And you are told after a while, that your manager can read you a privileged and confidential document and you’re not supposed to even know who contributed to this document, who wrote this feedback, what process was followed or anything. You write a detailed document discussing whatever pieces of feedback you can find, asking for questions and clarifications, and it is completely ignored.
According to her account, she was not given the feedback when she was told that the paper had to be retracted. After discussion, she was told her manager would read her the feedback without telling her who wrote it or what process was followed.
This is different than a normal peer review process that, anonymous or not, aims to provide feedback to the author so they can incorporate it.
Peer review in Academia is anonymous but has relative guarantees that the reviewer will have sufficient knowledge to judge your paper, won't be an academic rival out to skewer your work, and is generally capable of being a disinterested judge. As many others have pointed out here, Google doesn't do peer review in the academic sense, they do pre-publication review, almost always on short notice, for the purposes of protecting IP, mainly.

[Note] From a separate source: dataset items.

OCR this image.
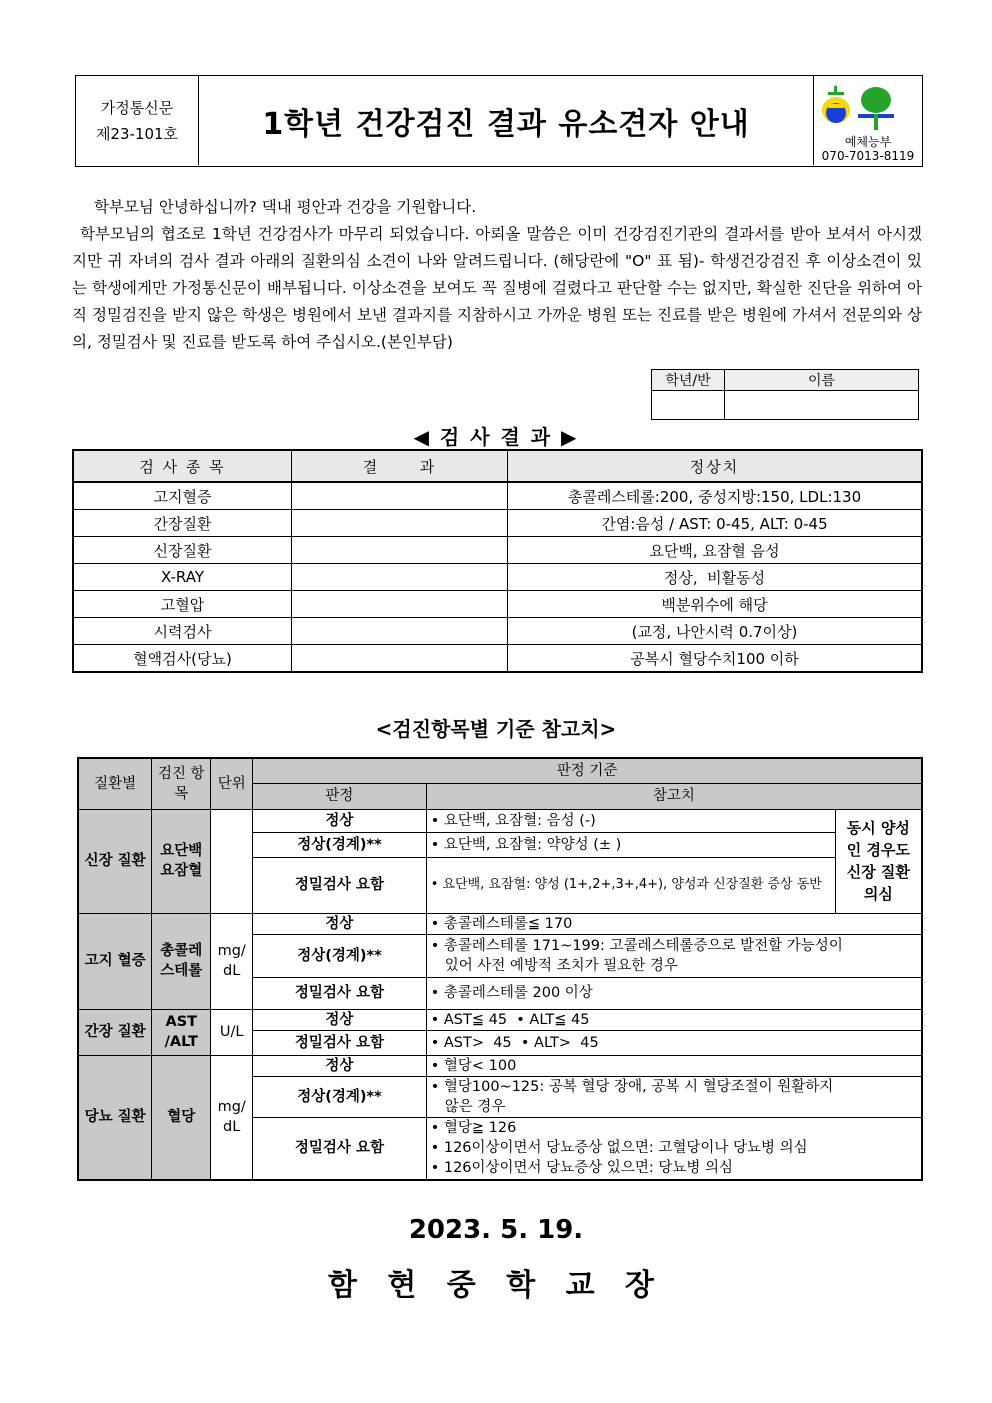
가정통신문
제23-101호	1학년 건강검진 결과 유소견자 안내
예체능부
070-7013-8119

학부모님 안녕하십니까? 댁내 평안과 건강을 기원합니다.

학부모님의 협조로 1학년 건강검사가 마무리 되었습니다. 아뢰올 말씀은 이미 건강검진기관의 결과서를 받아 보셔서 아시겠지만 귀 자녀의 검사 결과 아래의 질환의심 소견이 나와 알려드립니다. (해당란에 "O" 표 됨)- 학생건강검진 후 이상소견이 있는 학생에게만 가정통신문이 배부됩니다. 이상소견을 보여도 꼭 질병에 걸렸다고 판단할 수는 없지만, 확실한 진단을 위하여 아직 정밀검진을 받지 않은 학생은 병원에서 보낸 결과지를 지참하시고 가까운 병원 또는 진료를 받은 병원에 가셔서 전문의와 상의, 정밀검사 및 진료를 받도록 하여 주십시오.(본인부담)

학년/반	이름

◀ 검 사 결 과 ▶
검 사 종 목	결      과	정상치
고지혈증		총콜레스테롤:200, 중성지방:150, LDL:130
간장질환		간염:음성 / AST: 0-45, ALT: 0-45
신장질환		요단백, 요잠혈 음성
X-RAY		정상,  비활동성
고혈압		백분위수에 해당
시력검사		(교정, 나안시력 0.7이상)
혈액검사(당뇨)		공복시 혈당수치100 이하
<검진항목별 기준 참고치>
질환별	검진 항목	단위	판정 기준		
			판정	참고치	
신장 질환	요단백 요잠혈		정상	• 요단백, 요잠혈: 음성 (-)	동시 양성인 경우도 신장 질환 의심
			정상(경계)**	• 요단백, 요잠혈: 약양성 (± )	
			정밀검사 요함	• 요단백, 요잠혈: 양성 (1+,2+,3+,4+), 양성과 신장질환 증상 동반	
고지 혈증	총콜레 스테롤	mg/ dL	정상	• 총콜레스테롤≦ 170	
			정상(경계)**	• 총콜레스테롤 171~199: 고콜레스테롤증으로 발전할 가능성이
있어 사전 예방적 조치가 필요한 경우	

			정밀검사 요함	• 총콜레스테롤 200 이상	
간장 질환	AST /ALT	U/L	정상	• AST≦ 45  • ALT≦ 45	
			정밀검사 요함	• AST>  45  • ALT>  45	
당뇨 질환	혈당	mg/ dL	정상	• 혈당< 100	
			정상(경계)**	• 혈당100~125: 공복 혈당 장애, 공복 시 혈당조절이 원활하지
않은 경우	

			정밀검사 요함	• 혈당≧ 126
• 126이상이면서 당뇨증상 없으면: 고혈당이나 당뇨병 의심
• 126이상이면서 당뇨증상 있으면: 당뇨병 의심	
2023. 5. 19.
함 현 중 학 교 장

So imagine you're called in and told to retract your paper on substantive grounds provided by an anonymous reviewer whose feedback is sufficiently bad for you that you don't get a chance to amend your paper, it's just retracted, full stop. You can't have their written feedback, but after you kick up a fuss, you'll be granted a recitation of the feedback that won't change anything about the fate of your paper.
All this in the context of review that's normally a rubber stamp when trade secrets aren't involved.
Demanding to know who torpedoed your paper in an extraordinary way doesn't seem so unreasonable.